Saving Lives at the Sharp End of Software Engineering

  • Interdisciplinary Centre for Security, Reliability and Trust (SnT)
    30 septembre 2019
  • Catégorie
    Recherche

According to the last major study in IT project failures, conducted by McKinsey and University of Oxford, half of all large IT projects “massively blow” their budgets. These large projects (defined as IT projects starting out with a budget of over $15 million) on average exceed their budgets by about 45%. In fact, the 5,400 IT projects studied had a collective cost overrun of $66 billion – more than the GDP of Luxembourg.

In many cases, the report suggests, these failures boil down to a lack of focus and clarity. In other words, they boil down to inadequate requirements. And while the prospect of inadequate requirements leading to project overruns is one thing, the prospect of them resulting in software defects that could result in death is quite another.

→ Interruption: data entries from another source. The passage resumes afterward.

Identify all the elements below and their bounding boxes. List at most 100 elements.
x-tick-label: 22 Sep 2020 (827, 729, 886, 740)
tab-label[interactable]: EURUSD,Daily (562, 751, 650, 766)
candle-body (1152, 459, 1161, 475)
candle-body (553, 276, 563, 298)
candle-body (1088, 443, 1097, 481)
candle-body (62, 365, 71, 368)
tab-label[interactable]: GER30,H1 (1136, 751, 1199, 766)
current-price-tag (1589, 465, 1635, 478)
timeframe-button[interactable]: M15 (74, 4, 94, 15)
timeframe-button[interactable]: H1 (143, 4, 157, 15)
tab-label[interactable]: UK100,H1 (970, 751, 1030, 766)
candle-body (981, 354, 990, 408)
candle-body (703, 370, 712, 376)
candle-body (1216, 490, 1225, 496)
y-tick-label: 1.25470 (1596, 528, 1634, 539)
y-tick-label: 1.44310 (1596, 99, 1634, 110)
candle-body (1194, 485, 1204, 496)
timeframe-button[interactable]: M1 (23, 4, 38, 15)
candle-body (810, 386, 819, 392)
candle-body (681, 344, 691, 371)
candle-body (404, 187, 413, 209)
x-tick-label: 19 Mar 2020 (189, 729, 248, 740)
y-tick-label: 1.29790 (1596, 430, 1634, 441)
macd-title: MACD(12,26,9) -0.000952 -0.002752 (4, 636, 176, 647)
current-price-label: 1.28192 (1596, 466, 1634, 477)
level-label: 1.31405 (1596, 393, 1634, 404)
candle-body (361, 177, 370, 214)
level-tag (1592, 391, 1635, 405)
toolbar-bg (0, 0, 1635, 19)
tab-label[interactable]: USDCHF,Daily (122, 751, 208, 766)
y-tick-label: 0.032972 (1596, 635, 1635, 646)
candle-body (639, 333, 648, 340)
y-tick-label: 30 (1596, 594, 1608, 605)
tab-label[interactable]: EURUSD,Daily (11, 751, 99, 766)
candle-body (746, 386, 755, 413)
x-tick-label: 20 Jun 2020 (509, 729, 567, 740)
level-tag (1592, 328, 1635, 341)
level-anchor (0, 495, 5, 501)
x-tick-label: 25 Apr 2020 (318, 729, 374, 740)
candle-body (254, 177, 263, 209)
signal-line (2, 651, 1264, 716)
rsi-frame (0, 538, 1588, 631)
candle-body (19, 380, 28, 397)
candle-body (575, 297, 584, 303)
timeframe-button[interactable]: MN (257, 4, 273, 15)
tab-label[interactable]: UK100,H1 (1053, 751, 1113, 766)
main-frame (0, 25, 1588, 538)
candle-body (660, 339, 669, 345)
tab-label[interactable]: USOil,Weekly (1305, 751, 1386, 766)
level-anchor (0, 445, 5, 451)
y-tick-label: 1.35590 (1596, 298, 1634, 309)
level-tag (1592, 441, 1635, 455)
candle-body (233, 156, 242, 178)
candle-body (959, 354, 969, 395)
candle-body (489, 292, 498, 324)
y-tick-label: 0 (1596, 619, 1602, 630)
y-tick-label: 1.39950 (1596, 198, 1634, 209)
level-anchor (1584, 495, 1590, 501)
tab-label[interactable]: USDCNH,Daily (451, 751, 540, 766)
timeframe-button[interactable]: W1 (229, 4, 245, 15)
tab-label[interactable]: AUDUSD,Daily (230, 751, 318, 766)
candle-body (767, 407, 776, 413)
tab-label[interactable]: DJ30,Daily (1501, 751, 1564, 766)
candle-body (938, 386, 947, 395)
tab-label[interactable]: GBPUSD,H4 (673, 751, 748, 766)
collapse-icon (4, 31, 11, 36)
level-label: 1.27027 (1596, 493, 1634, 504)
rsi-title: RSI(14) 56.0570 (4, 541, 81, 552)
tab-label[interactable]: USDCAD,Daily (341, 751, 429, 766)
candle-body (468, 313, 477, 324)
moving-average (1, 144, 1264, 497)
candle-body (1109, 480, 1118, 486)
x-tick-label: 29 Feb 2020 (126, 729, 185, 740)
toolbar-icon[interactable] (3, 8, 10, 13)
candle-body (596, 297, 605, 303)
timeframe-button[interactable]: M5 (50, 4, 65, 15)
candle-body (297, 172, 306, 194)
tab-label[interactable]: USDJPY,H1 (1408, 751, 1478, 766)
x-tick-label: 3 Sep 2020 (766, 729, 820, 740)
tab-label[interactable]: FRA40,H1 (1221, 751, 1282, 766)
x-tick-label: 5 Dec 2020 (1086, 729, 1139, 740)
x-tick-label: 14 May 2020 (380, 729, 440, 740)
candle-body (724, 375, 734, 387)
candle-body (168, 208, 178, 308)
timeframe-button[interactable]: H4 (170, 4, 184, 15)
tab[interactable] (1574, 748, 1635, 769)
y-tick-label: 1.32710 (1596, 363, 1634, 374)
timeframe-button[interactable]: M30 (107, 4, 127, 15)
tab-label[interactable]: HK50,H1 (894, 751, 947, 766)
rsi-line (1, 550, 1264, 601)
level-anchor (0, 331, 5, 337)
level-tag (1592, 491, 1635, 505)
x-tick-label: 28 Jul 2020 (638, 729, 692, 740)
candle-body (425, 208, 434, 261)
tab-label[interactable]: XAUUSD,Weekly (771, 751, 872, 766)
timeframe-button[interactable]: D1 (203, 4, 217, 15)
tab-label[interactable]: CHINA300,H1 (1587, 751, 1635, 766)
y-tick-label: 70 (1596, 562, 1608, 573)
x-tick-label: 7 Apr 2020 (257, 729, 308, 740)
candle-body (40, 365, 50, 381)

This is the reality faced by software engineers working in the field of cyber-physical systems, where complex software is deeply intertwined with a physical system in order to perform a vital function. From travelling in airplanes equipped with autopilot to depending on the anti-lock braking system in our cars, we rely almost every day on these complex, intelligent technologies.

The safety of the people interacting with cyber-physical systems often depends on the embedded software working reliably. Because while a “blue screen of death” on our desktop computers can ruin a day, that sort of a failure in an autopilot could ruin a life. But SnT’s Dr Sallam Abualhaija and Dr Shiva Nejati are giving software engineers the tools to make our increasingly cyber-physical world a little bit safer.

Dr Abualhaija is developing a tool for examining software requirements documents written for cyber-physical systems. Her tool lets project managers, software engineers, and government regulators alike comb software requirements documents to check for ambiguity, vagueness, and inconsistencies. What makes her tool particularly useful is that it seeks out only legally binding requirements. This means that stakeholders don’t get bogged down by supplementary information, for example regarding preferred design choices, as they move through the requirements writing process. This lets all the parties really focus on what matters most.

Dr Nejati and her team, on the other hand, are building a technology that takes a completed requirements document and turns it into a mathematical representation. By translating English sentences into logical equations, defects in the system can be spotted systematically. With cyber-physical systems, the software can then be checked to ensure it respects all of the systems’ physical limitations as well.

Their projects, conducted in collaboration with Canada-based QRA Corp., a company specialising in the development of enterprise tools for software quality assurance, will help make the cyber-physical systems we interact with every day a whole lot safer.